The primary source for the study comes from the petitions and depositions in the fourteen-volume set of Guba huagong chengci (Testimonies given by Chinese labor in Cuba) and the four-volume set of Guba huagong kougongce (Volumes of testimonies given by Chinese labor in Cuba).
In Chapter 3, The petitions: Writing as resistance, the author notes (pp. 82-83) that “The importance of remembering and reclaiming history as a witness, even the act of stating ‘I do not remember the name,’ is a recurrent trope [literary or rhetorical device involving the figurative use of a word or phrase] of the testimonies. Despite not remembering ‘the names,’ the reiteration of ‘someone’s’ existence calls attention to the politics of claiming identity and memory in histories of bondage and resistance. As can be found in histories of African slavery, Chinese coolies were either re-named with Spanish names, or they bore some appellation [name] assigned to them by sellers, owners, or overseers.”
Below is a list of the book’s chapters. After each chapter I’ve selected three of a larger number of subtopics featured in each of of the chapters.
Chapter 1: Historic context of coolie traffic to the Americas – The narrative of transition; Chinese and Indian coolie labor; Coolies on American ships
Chapter 2: The coolie testimonies – The Commission Investigation; Methodological challenges of reading testimonies; Who were the coolies?
Chapter 3: The petitions – Chasing freedom; Slaves of the market; The paper chase petition
Chapter 4: The depositions – Race, resistance, and spectacular subordination; The peculiar fatality of color; The cost of domination
Chapter 5: An Afro-Chinese author and the next generation – The subversive and the translator; The motley tongue; Coolies and Californians
Conclusion: Old and new maps of coolies
Update
A Feb. 11, 2016 New York Times article is entitled: “Eric Foner Wins Historical Society Book Prize.”
The opening paragraphs read:
Eric Foner, the much-decorated Columbia University historian, will take on the title American Historian Laureate in April when the New-York Historical Society presents him with its annual American History Book Prize for “Gateway to Freedom: The Hidden History of the Underground Railroad.”

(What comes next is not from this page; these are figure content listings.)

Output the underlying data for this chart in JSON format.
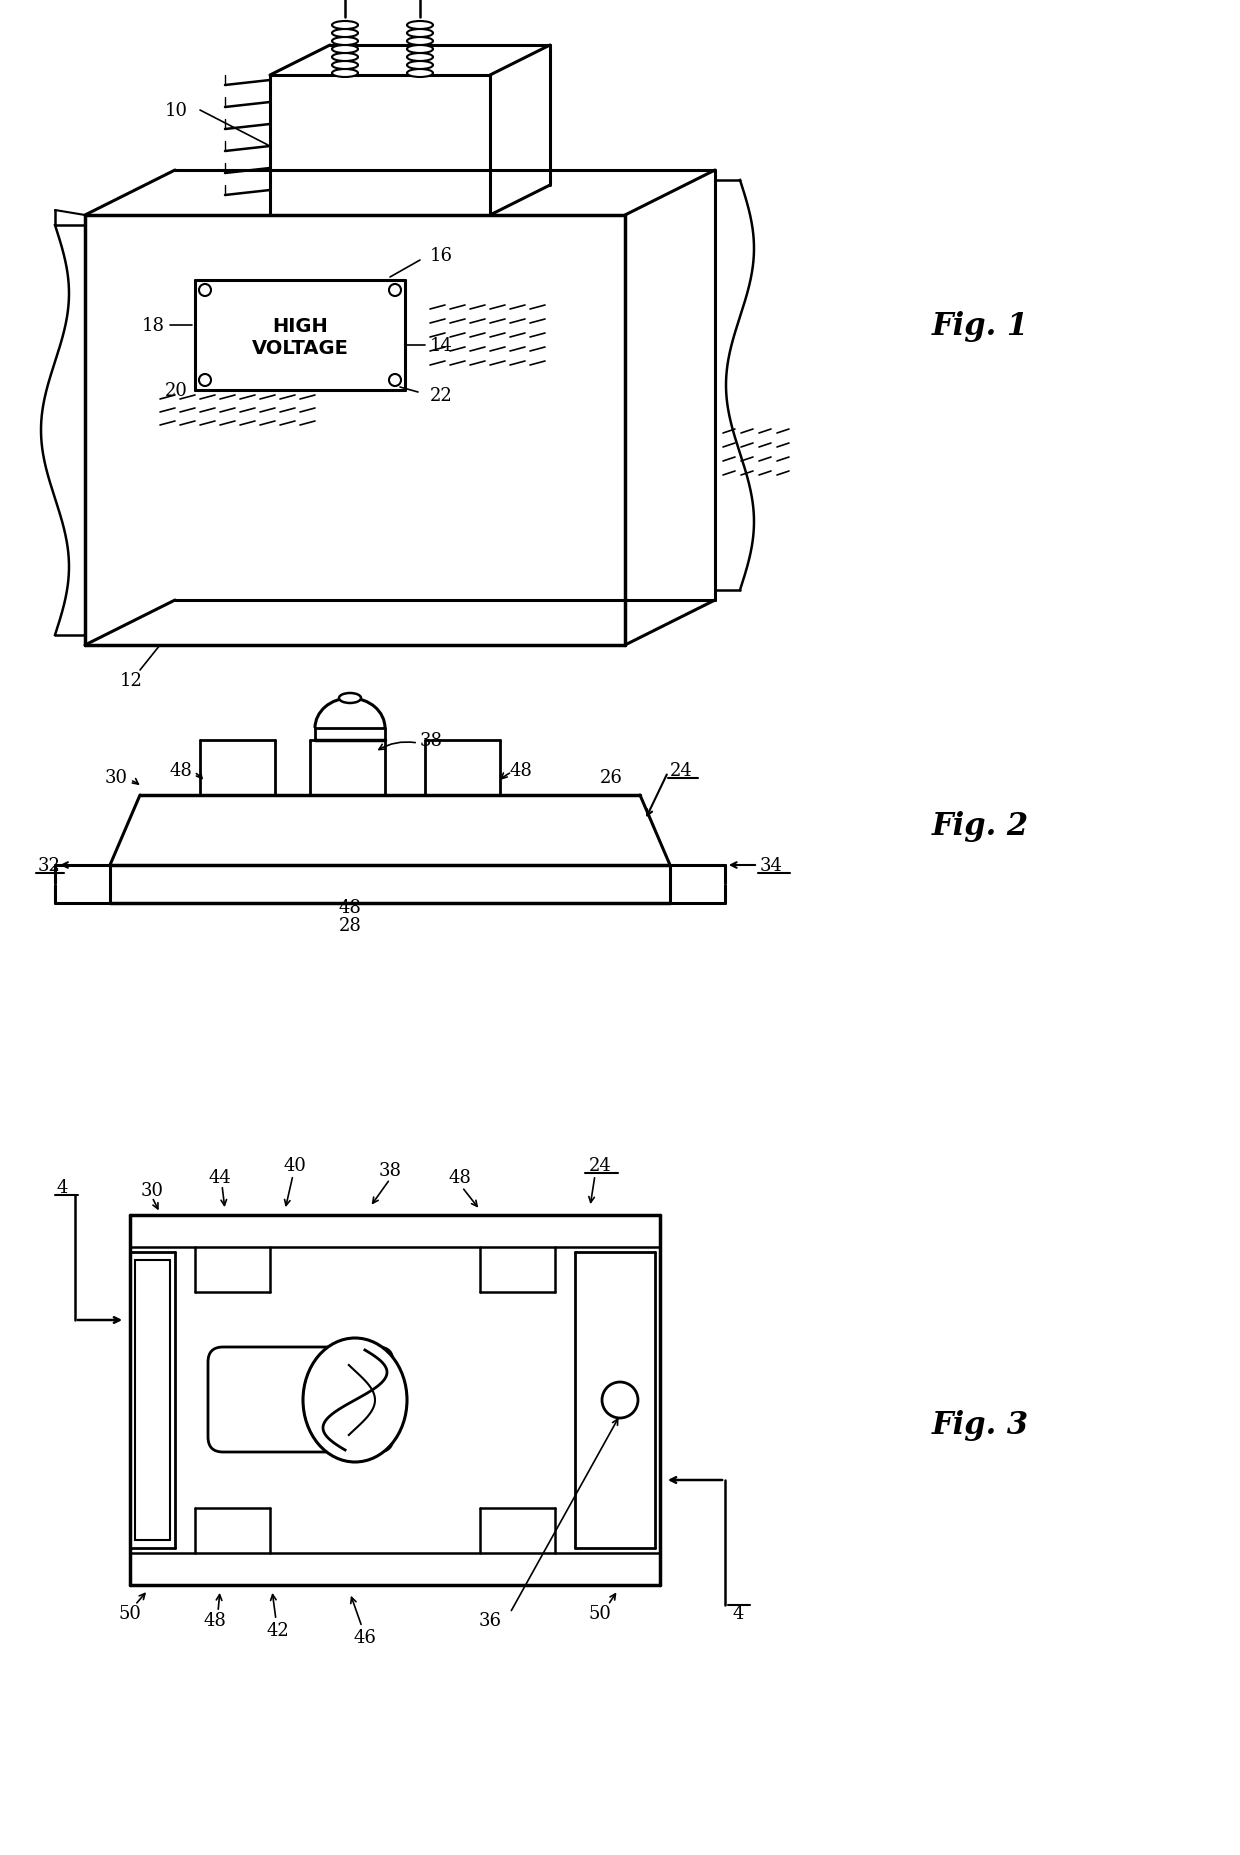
{
  "fig_labels": {
    "fig1": "Fig. 1",
    "fig2": "Fig. 2",
    "fig3": "Fig. 3"
  },
  "background_color": "#ffffff",
  "line_color": "#000000"
}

The book, published by W.W. Norton, reconstructs the clandestine efforts by black and white abolitionists to help fugitive slaves passing through New York, a city with deep connections to the Southern cotton trade and the textile industry. The book also takes a broader view, exploring how these slaves and their allies in the Underground Railroad, while small in number, powerfully shaped national politics, playing a major role in sectional conflict and the coming of the Civil War.
“Eric Foner’s riveting, inspiring story of fugitive slaves and the individuals who helped them to reach freedom contributes to our understanding of the history of Amercian slavery,” Louise Mirrer, the society’s president and chief executive said in a statement. The book’s emphasis on New York and the North as centers both of abolitionist activity and pro-slavery sympathies, she added, also “echoes our institution’s rich museum and library collections and programming,” including its major 2005 exhibition “Slavery in New York.”